「水平型から垂直型への移行」によって、今までアプリケーションのビルドまで面倒を見ればよかったアプリケーション開発者は、(マイクロ)サービス開発者となって、サーバーの構築 (Provisioning) から運用の一部まで面倒を見ることになった。一つ一つのサービスの独立性が高くなり、開発者あるいは開発チームの自律性は高まるが、やることが増えた分、外部に対する責任をより明確にしておかないと運用やメンテナンスの局面で様々な問題に直面することが予想される。

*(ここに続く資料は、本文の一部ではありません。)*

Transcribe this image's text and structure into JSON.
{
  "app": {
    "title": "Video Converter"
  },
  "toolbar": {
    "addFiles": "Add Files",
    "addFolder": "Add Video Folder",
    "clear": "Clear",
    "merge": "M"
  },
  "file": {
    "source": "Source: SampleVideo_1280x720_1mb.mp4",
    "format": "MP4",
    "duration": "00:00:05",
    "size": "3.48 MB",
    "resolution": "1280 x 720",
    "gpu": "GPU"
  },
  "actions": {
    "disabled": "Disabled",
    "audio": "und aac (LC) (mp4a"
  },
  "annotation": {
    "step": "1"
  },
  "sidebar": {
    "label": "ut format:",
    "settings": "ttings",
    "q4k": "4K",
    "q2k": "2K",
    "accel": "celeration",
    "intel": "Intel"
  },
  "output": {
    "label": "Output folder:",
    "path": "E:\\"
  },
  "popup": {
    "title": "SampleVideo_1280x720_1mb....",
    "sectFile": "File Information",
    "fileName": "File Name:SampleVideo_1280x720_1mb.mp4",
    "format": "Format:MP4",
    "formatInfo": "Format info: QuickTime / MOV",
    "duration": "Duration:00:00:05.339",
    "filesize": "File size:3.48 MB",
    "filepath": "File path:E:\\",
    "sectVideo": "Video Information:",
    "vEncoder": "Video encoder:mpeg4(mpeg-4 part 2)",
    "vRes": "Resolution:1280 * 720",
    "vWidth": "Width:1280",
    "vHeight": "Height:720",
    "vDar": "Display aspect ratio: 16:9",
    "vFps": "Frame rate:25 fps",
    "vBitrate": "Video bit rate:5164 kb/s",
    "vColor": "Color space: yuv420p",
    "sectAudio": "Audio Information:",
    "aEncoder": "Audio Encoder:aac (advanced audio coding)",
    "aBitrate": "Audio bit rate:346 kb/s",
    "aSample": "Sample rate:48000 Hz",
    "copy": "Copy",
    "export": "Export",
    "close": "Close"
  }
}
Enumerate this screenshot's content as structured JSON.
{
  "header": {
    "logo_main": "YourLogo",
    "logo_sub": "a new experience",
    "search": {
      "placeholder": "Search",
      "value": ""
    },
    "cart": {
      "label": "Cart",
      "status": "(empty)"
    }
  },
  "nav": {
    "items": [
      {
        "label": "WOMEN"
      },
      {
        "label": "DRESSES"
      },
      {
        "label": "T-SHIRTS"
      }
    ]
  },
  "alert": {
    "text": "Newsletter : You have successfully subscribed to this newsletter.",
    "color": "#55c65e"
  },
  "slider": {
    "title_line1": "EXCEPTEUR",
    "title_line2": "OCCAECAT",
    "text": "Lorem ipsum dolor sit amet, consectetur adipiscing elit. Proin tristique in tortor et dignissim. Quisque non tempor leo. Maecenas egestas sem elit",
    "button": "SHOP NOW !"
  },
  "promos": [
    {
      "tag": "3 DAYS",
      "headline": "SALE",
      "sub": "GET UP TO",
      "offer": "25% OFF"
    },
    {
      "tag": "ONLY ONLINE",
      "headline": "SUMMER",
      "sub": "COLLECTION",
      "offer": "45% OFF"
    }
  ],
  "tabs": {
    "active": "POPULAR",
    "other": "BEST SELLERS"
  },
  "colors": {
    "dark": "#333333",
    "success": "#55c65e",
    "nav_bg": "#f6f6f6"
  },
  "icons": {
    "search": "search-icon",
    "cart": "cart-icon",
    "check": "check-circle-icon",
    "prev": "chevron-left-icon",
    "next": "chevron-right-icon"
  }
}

前回も少し触れたが、開発者やチームの責任を考えるときは、ソフトウェアのモジュール、あるいはオブジェクト指向でいうところの「責務 (responsibility)」の考え方が参考になる。まずシステムが果たすべき役割を検討して、そこから個々のサービスの責務を割り出し、その責務を実現することを第一優先とする。責任を明確にする理由の第一は、優先度に沿ってリソースを効率よく分配することである。「そもそも我々は何のためにこのシステムを作っているのか」という組織やチームのゴールが共有されてないとバランスの悪いリソース配分をしてしまう危険性が高くなる。
よくある問題の一例として、技術者が技術者の責任を考えると、この優先度の考え方が欠落して必要以上に内部の問題に耽溺してしまうということがある。例えば、技術者の間でよく行われる成果物のチェック方法としてコードレビューがある。スケーラビリティやセキュリティといった比較的目的が明確で判定しやすい指標はよいのだが、可読性や保守性といった、人によって判断が分かれることが多い指標は、無駄に議論が長引いたり、最悪なケースだと技術者同士の衝突に発展してしまうケースもある。

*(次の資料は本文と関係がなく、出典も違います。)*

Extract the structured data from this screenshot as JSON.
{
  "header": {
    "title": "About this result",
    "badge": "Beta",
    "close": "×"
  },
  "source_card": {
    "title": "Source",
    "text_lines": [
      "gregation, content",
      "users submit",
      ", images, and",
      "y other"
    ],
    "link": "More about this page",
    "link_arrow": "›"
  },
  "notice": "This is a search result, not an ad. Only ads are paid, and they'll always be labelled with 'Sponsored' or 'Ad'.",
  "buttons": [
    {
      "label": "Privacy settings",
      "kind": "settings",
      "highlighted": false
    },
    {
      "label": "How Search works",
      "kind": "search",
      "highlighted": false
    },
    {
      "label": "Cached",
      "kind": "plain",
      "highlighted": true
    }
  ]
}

プログラムデザインの良し悪しを判断する時に厄介なのは、重要性が高いものほど多くの人間の同意を取るのが難しくなることである。関数やメソッドレベルの設計はまだ良くても、クラス・パッケージレベルやフレームワーク、アーキテクチャレベルになると、必要になる前提知識も増え、考え方のスペクトラムも大きくなるため、宗教論争的になって同意に至るのは容易ではない。結果的に、声が大きい人の意見が採用されるか、衝突を避けるために同意しづらい事項についてはスルーして、反論されづらい些末な指摘ばかりを繰り返すことになる。
このようなことを避けるため、レビューをするとしても出来るだけ価値の高い外部視点のもの、例えばテストコードをレビューすることを過去の現場では奨めてきたのだが、これも現実にはなかなか難しかった。技術者同士でレビューするとすれば、単体から結合テストレベルのコードになるが、テストの価値が相対的に低いので些末な感じは否めない。受け入れテストなど、もっと上位のテストになれば、ユーザー視点からのレビューも可能になるというのが、Acceptance Test Driven Development (ATDD) などの考え方であるが、以前の記事でFitの失敗を紹介したように、この分野もなかなか前途多難である。
さて話を戻すと、まずサービス開発者の責任を明確にして、責任を果たす限りは自由な裁量に任せるという形にした方が、プロジェクトの参加者全員にゴールへの意識を持たせつつも、無駄なコミュニケーションコストを省くことが出来るし、ゴールと関係ない内部の詳細に耽溺することも無くなる。というわけで、次回以降では、まずサービスの受益者は誰かということを考えて、そこからサービス開発者の果たすべき責任を一つ一つ定義してみたいと思う。